The writings of Osama bin Laden, much in the news the last couple of days, amount to a single notebook of "10 or so pages" in his handwriting, a senior U.S. intelligence official says.
Rather than a "journal" or a "diary," the official described it as an "outline" or a "white paper" on al-Qaida's plans. "It set up an agenda for subsequent discussion and correspondence," he added, some of it with his subordinates and some with affiliated groups. In fact, there is other written and digital material that relates to the 10-page notebook.
The singular impression of analysts, said the official: "He was down in the weeds ... a micromanager."
The U.S. does not yet know if the material was written in one or more sittings, and the official declined to say how recently it was written.
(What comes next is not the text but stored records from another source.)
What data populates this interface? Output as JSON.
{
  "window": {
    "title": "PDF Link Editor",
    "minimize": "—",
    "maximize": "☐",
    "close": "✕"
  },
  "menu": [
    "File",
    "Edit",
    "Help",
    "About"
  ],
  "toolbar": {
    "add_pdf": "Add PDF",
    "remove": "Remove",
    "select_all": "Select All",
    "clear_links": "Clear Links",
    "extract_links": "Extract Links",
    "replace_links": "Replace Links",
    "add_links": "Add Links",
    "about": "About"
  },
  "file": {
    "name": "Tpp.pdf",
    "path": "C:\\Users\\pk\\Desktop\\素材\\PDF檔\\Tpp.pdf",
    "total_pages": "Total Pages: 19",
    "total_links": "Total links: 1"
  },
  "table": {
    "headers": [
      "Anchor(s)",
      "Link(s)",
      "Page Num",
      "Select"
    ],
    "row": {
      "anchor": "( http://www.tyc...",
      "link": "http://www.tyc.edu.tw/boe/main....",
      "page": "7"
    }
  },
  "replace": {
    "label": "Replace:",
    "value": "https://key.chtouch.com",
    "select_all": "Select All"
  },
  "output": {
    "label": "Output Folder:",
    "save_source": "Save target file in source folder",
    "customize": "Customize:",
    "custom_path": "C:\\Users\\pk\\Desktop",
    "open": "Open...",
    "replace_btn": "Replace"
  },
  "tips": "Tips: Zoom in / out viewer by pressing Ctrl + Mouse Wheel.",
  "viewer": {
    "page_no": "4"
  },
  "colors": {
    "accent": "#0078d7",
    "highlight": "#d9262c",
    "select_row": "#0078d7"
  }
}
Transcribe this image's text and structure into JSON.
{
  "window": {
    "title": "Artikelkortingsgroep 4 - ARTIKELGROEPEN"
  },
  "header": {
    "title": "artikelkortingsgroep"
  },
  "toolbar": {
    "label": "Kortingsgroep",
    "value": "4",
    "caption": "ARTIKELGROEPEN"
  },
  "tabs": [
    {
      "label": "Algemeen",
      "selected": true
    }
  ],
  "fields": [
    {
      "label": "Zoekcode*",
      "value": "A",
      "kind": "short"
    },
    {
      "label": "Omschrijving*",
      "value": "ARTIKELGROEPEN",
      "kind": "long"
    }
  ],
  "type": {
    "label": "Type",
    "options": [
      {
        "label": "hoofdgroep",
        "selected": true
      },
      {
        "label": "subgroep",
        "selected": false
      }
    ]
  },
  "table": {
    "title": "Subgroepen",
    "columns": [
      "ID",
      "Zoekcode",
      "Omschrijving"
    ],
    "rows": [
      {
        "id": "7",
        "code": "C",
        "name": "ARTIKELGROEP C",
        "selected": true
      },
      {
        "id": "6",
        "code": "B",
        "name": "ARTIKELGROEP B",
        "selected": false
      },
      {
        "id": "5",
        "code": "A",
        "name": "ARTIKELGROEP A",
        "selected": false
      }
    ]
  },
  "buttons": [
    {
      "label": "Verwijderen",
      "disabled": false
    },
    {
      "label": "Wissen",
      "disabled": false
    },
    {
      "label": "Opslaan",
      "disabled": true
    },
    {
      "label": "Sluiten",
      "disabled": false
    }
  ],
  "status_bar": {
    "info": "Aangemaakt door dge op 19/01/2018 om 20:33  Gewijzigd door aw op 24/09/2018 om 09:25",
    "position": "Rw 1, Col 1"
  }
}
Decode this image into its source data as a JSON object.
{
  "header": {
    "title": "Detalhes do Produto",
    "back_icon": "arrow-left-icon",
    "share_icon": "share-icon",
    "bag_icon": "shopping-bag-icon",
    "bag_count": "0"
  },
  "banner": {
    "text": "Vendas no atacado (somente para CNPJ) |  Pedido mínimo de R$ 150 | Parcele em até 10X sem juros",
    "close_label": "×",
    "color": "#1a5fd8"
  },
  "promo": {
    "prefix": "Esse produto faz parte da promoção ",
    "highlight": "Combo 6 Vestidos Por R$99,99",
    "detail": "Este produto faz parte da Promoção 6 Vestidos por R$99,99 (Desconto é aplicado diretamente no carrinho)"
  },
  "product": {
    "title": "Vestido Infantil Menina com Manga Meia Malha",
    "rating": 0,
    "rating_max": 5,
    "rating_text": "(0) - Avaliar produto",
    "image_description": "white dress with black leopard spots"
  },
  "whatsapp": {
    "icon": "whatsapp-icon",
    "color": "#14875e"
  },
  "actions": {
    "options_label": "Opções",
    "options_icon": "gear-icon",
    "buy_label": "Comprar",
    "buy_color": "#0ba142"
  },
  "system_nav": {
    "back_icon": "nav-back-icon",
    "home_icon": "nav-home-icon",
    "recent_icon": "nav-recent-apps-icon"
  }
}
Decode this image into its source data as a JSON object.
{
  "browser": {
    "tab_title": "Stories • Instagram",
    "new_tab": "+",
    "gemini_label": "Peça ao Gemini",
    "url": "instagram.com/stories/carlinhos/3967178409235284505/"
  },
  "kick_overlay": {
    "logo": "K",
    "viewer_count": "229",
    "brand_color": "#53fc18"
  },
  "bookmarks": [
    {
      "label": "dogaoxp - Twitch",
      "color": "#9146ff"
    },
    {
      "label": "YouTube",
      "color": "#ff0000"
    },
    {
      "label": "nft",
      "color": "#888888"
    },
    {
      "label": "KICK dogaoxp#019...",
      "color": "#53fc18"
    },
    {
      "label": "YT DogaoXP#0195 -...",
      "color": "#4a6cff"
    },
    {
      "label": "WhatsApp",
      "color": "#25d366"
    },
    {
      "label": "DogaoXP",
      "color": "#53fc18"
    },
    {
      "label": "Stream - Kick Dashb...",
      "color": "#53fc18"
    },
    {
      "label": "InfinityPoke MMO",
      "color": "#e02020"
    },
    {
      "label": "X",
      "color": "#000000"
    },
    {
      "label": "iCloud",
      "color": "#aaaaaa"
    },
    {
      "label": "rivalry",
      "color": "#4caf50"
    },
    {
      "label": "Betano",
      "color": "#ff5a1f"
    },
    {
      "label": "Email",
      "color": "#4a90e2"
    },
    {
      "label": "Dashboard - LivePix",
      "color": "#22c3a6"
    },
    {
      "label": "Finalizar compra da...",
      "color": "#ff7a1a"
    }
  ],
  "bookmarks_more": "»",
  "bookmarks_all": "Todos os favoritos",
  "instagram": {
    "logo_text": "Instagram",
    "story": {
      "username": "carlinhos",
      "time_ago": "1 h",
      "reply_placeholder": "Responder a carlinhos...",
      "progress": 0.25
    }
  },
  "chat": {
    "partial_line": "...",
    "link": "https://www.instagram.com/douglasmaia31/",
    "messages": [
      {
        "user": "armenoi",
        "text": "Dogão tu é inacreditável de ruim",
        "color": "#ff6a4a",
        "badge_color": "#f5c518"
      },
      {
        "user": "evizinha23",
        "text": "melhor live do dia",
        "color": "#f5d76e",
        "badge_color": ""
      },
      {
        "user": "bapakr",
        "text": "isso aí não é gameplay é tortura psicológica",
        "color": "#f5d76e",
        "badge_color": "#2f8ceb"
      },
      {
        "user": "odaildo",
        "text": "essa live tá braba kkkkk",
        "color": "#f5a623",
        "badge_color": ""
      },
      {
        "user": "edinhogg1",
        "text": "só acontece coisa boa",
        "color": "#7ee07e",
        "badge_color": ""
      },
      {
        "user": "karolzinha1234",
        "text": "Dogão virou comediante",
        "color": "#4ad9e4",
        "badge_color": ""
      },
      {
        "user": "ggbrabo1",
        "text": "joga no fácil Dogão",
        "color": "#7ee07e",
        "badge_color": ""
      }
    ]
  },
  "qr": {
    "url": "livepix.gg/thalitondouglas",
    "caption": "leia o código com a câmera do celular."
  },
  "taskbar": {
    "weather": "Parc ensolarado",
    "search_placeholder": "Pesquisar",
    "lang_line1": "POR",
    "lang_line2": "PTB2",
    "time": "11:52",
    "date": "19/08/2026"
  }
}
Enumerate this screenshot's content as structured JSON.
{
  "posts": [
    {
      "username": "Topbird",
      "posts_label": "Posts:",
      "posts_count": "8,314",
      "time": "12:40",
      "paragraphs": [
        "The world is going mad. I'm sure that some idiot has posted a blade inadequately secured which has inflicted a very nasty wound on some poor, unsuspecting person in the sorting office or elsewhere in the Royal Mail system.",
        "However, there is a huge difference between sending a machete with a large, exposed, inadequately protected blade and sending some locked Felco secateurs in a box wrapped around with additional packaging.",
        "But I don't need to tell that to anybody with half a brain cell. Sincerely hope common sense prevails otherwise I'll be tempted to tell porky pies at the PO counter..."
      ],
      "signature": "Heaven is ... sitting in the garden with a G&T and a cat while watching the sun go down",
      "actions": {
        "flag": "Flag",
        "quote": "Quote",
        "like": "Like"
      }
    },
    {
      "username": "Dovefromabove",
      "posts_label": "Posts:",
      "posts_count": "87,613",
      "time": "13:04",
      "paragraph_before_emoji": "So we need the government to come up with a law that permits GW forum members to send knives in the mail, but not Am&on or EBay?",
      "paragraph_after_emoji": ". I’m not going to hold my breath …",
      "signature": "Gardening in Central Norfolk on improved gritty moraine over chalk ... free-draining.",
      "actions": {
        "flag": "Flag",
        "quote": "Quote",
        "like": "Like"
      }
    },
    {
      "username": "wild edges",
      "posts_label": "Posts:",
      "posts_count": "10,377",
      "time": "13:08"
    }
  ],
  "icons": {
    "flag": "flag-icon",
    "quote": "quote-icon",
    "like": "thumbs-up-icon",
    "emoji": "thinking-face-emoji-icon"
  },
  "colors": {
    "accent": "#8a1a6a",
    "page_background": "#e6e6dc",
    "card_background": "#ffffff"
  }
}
Exploitation of the full cache of material is still under way. At the beginning of the process, 10 days ago, the official said the CIA estimated exploitation would take "a few weeks total if we go around the clock" The explotiation is in fact going 24 hours a day, with updates every morning and a number of regular intelligence reports — "dozens" on some days — distributed throughout the day.
As for additional videos, the official said a lot of them were what we have seen already: unreleased propaganda, outtakes, and news reports that had been recorded. Bin Laden's own messages were recorded at the compound, and it appears that some production and post-production work were done elsewhere by al Shahab, the al-Qaida media arm.
When asked if the material seized is helping the U.S. identify locations of other al-Qaida leaders, the official declined to comment.